'Kilo' means 10 to the power of 3. (i.e. 1000). However computers use binary arithmetic. Those who work in the field quickly decided that it would make more sense to interpret 'kilo' as meaning 2 to the power 10 (=1024), rather than as 1000. Following on from that, 'Mega' came to be interpreted as 2 to the power of 20 (= 1,048,576), rather than as 1,000,000, for computer purposes. As the numbers used by computer designers got bigger, it then followed on that 'Giga' came to mean 2 to the power of 30 (= 1,073,741,824), rather than as 1 billion.
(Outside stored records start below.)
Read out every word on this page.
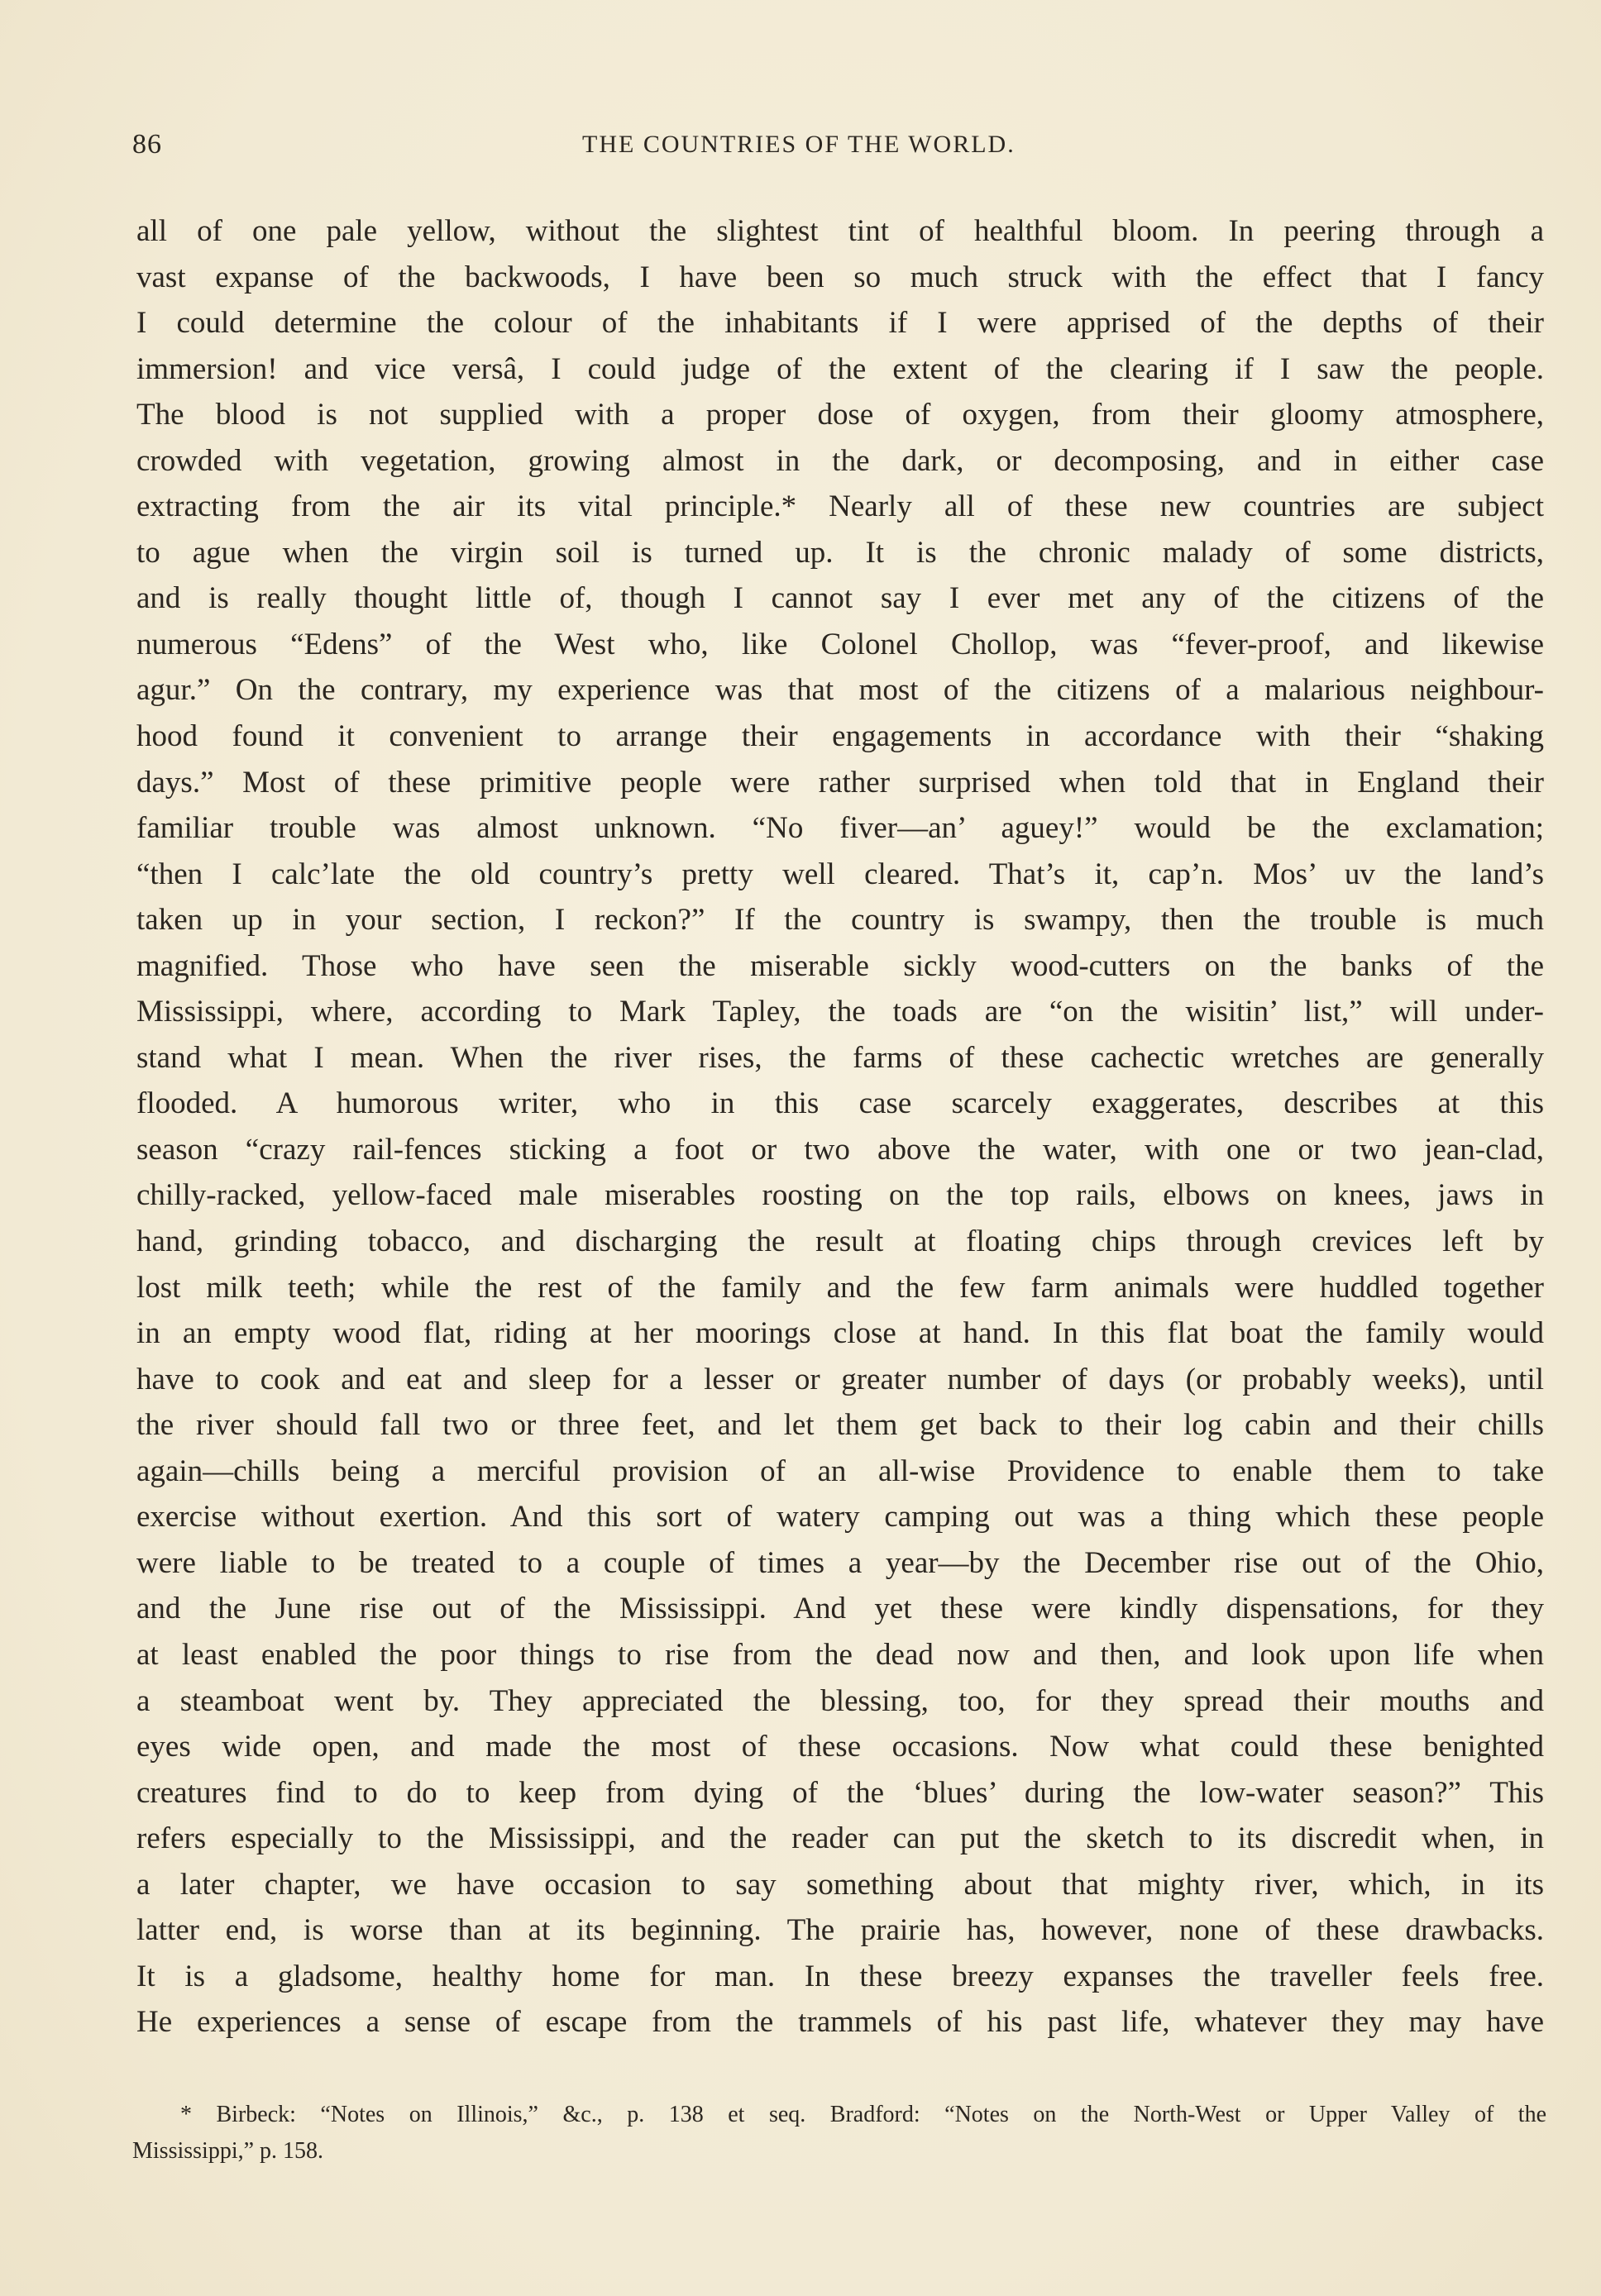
86	THE COUNTRIES OF THE WORLD.
all of one pale yellow, without the slightest tint of healthful bloom. In peering through a
vast expanse of the backwoods, I have been so much struck with the effect that I fancy
I could determine the colour of the inhabitants if I were apprised of the depths of their
immersion! and vice versâ, I could judge of the extent of the clearing if I saw the people.
The blood is not supplied with a proper dose of oxygen, from their gloomy atmosphere,
crowded with vegetation, growing almost in the dark, or decomposing, and in either case
extracting from the air its vital principle.* Nearly all of these new countries are subject
to ague when the virgin soil is turned up. It is the chronic malady of some districts,
and is really thought little of, though I cannot say I ever met any of the citizens of the
numerous “Edens” of the West who, like Colonel Chollop, was “fever-proof, and likewise
agur.” On the contrary, my experience was that most of the citizens of a malarious neighbour-
hood found it convenient to arrange their engagements in accordance with their “shaking
days.” Most of these primitive people were rather surprised when told that in England their
familiar trouble was almost unknown. “No fiver—an’ aguey!” would be the exclamation;
“then I calc’late the old country’s pretty well cleared. That’s it, cap’n. Mos’ uv the land’s
taken up in your section, I reckon?” If the country is swampy, then the trouble is much
magnified. Those who have seen the miserable sickly wood-cutters on the banks of the
Mississippi, where, according to Mark Tapley, the toads are “on the wisitin’ list,” will under-
stand what I mean. When the river rises, the farms of these cachectic wretches are generally
flooded. A humorous writer, who in this case scarcely exaggerates, describes at this
season “crazy rail-fences sticking a foot or two above the water, with one or two jean-clad,
chilly-racked, yellow-faced male miserables roosting on the top rails, elbows on knees, jaws in
hand, grinding tobacco, and discharging the result at floating chips through crevices left by
lost milk teeth; while the rest of the family and the few farm animals were huddled together
in an empty wood flat, riding at her moorings close at hand. In this flat boat the family would
have to cook and eat and sleep for a lesser or greater number of days (or probably weeks), until
the river should fall two or three feet, and let them get back to their log cabin and their chills
again—chills being a merciful provision of an all-wise Providence to enable them to take
exercise without exertion. And this sort of watery camping out was a thing which these people
were liable to be treated to a couple of times a year—by the December rise out of the Ohio,
and the June rise out of the Mississippi. And yet these were kindly dispensations, for they
at least enabled the poor things to rise from the dead now and then, and look upon life when
a steamboat went by. They appreciated the blessing, too, for they spread their mouths and
eyes wide open, and made the most of these occasions. Now what could these benighted
creatures find to do to keep from dying of the ‘blues’ during the low-water season?” This
refers especially to the Mississippi, and the reader can put the sketch to its discredit when, in
a later chapter, we have occasion to say something about that mighty river, which, in its
latter end, is worse than at its beginning. The prairie has, however, none of these drawbacks.
It is a gladsome, healthy home for man. In these breezy expanses the traveller feels free.
He experiences a sense of escape from the trammels of his past life, whatever they may have
* Birbeck: “Notes on Illinois,” &c., p. 138 et seq. Bradford: “Notes on the North-West or Upper Valley of the
Mississippi,” p. 158.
So a hard drive which has 1500 billion (real) bytes will have {1500 divided by 1.073741824} (computer) Gigabytes, which is about 1397 (computer) GB. That would partially account for the apparent deficit which you've reported. However I suspect that the '1500' in the description might actually refer to 1.5 x 2^10, rather than 1.5 x 10^3. In which case, a factor of 1.024 needs to be brought into the calculation, giving a disk size of roughly1364 (computer) GB. That would certainly be the case if the drive was actually described as '1.5 Terrabytes'.
It has always been the convention that hard drive manufacturers will report the true number of bytes available on their products, even though the computers that those drives are placed in will then report a lower figure (because the computer requires 1024 bytes to make up one Kilobyte, rather than 1000). As drive sizes get bigger, the differences become more marked.